Compared to ZS11 RefSeq, pan-genome added 781.9 Mb DNA sequence and 21,020 coding genes. All genes were classified into core genes and distribution genes by their presence in each variety. Further distributed genes are further divided into subspecies imbalance genes (frequency in one subspecies is significantly higher than that in other subspecies, P value <0.05), subspecies specific genes (>95% in one subspecies) and random genes, according to the frequency of existence of genes in different subspecies. Breeders were supposed to focus on the present accessions in selecting breeding donors.

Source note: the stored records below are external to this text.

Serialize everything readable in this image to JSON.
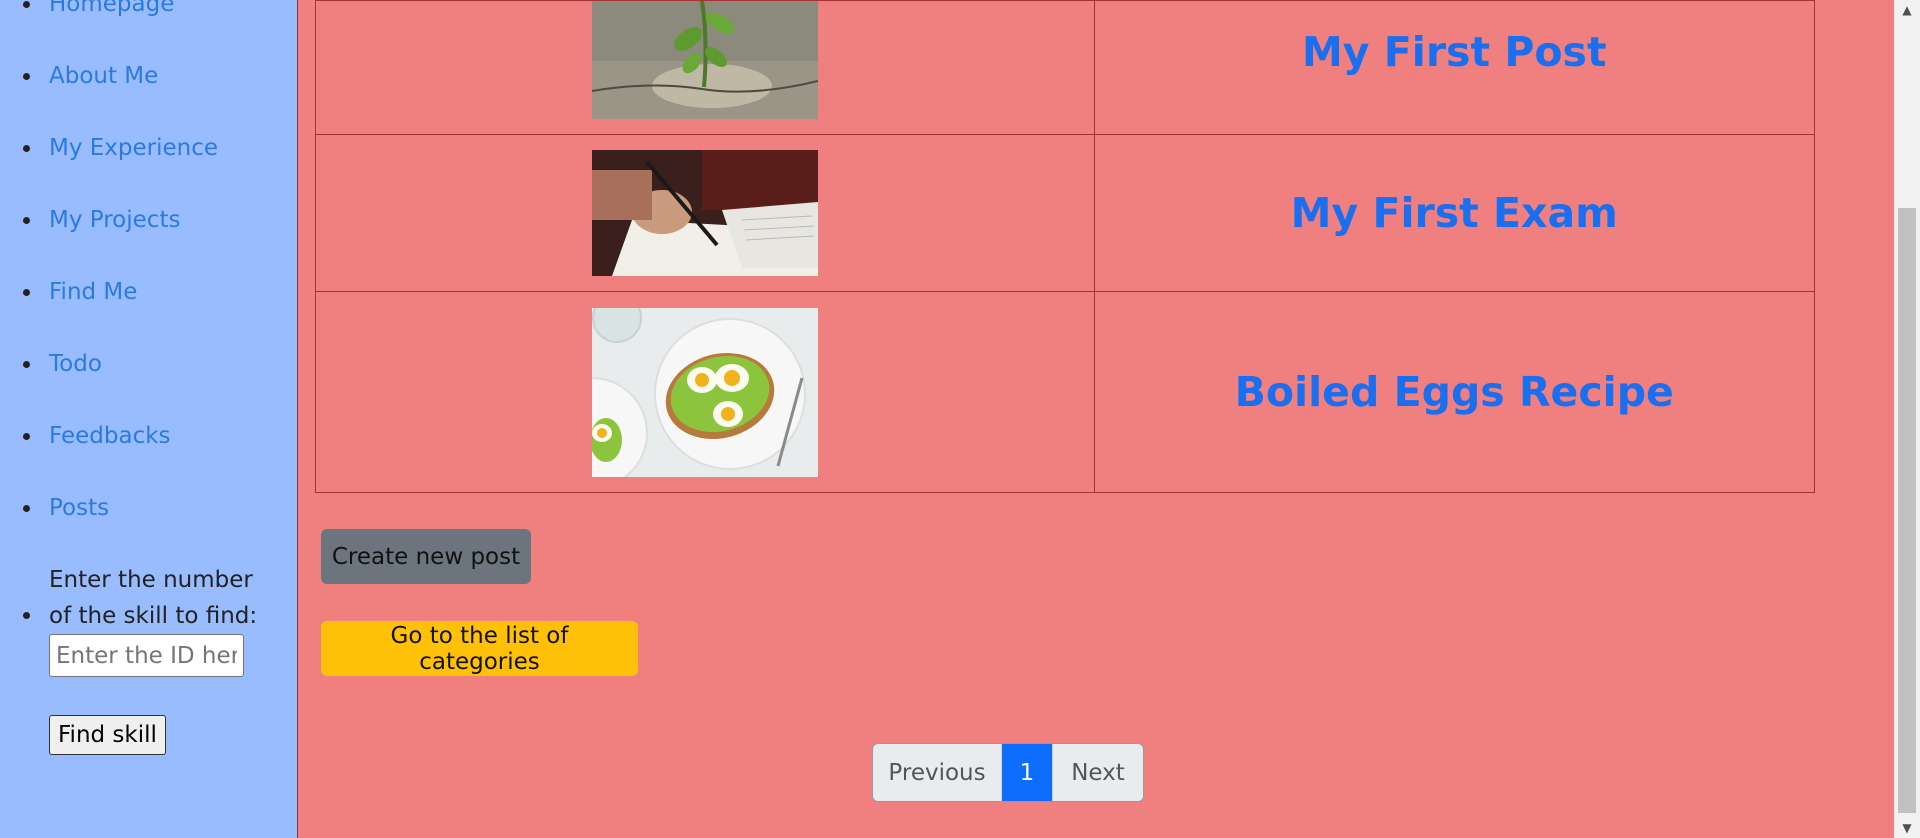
{
  "sidebar": {
    "items": [
      {
        "label": "Homepage"
      },
      {
        "label": "About Me"
      },
      {
        "label": "My Experience"
      },
      {
        "label": "My Projects"
      },
      {
        "label": "Find Me"
      },
      {
        "label": "Todo"
      },
      {
        "label": "Feedbacks"
      },
      {
        "label": "Posts"
      }
    ],
    "skill_search": {
      "label": "Enter the number of the skill to find:",
      "placeholder": "Enter the ID here",
      "value": "",
      "button_label": "Find skill"
    }
  },
  "posts": [
    {
      "title": "My First Post",
      "image": "plant-sprout-image"
    },
    {
      "title": "My First Exam",
      "image": "writing-exam-image"
    },
    {
      "title": "Boiled Eggs Recipe",
      "image": "egg-avocado-toast-image"
    }
  ],
  "actions": {
    "create_label": "Create new post",
    "categories_label": "Go to the list of categories"
  },
  "pagination": {
    "previous_label": "Previous",
    "current_page": "1",
    "next_label": "Next"
  },
  "colors": {
    "sidebar_bg": "#99bcff",
    "main_bg": "#f08080",
    "link": "#2a7ae2",
    "title": "#1a6ef0",
    "create_button": "#6c757d",
    "categories_button": "#ffc107",
    "active_page": "#0d6efd"
  }
}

The phylogenetic tree was constructed in Rstudio use the following script.

# Load R packages
library("ggtree")
library("ggplot2")
setwd("")
tree <- read.tree("yourtree.nhk") # Read your tree file
group_file <- read.table("species_ecotype.txt", header = T,row.names = 1) #Ecotype file
groupInfo <- split(row.names(group_file), group_file$Group)
tree <- groupOTU(tree, groupInfo)
ggtree(tree, layout="circular", ladderize = TRUE, # Generate tree
aes(color=group)) + legend("top",pt.cex=1.5) +
theme(legend.position = "top",
legend.title = element_blank(),
legend.key.width = unit(2,"cm"),
legend.text=element_text(size = 12)) +
scale_color_manual(values=c("#C5773F","#B32D2C","#D4D4D4","#3C5293"))
#The number of colors corresponds to the number of ecotypes
ggsave("Tree.png",width = 3,height = 3)

PATHWAY

In this section, you can obtained all the pathways of eight rape accessions from KEGG. You can retrieval a ko id of interest and the metabolism pathways are provide in the page.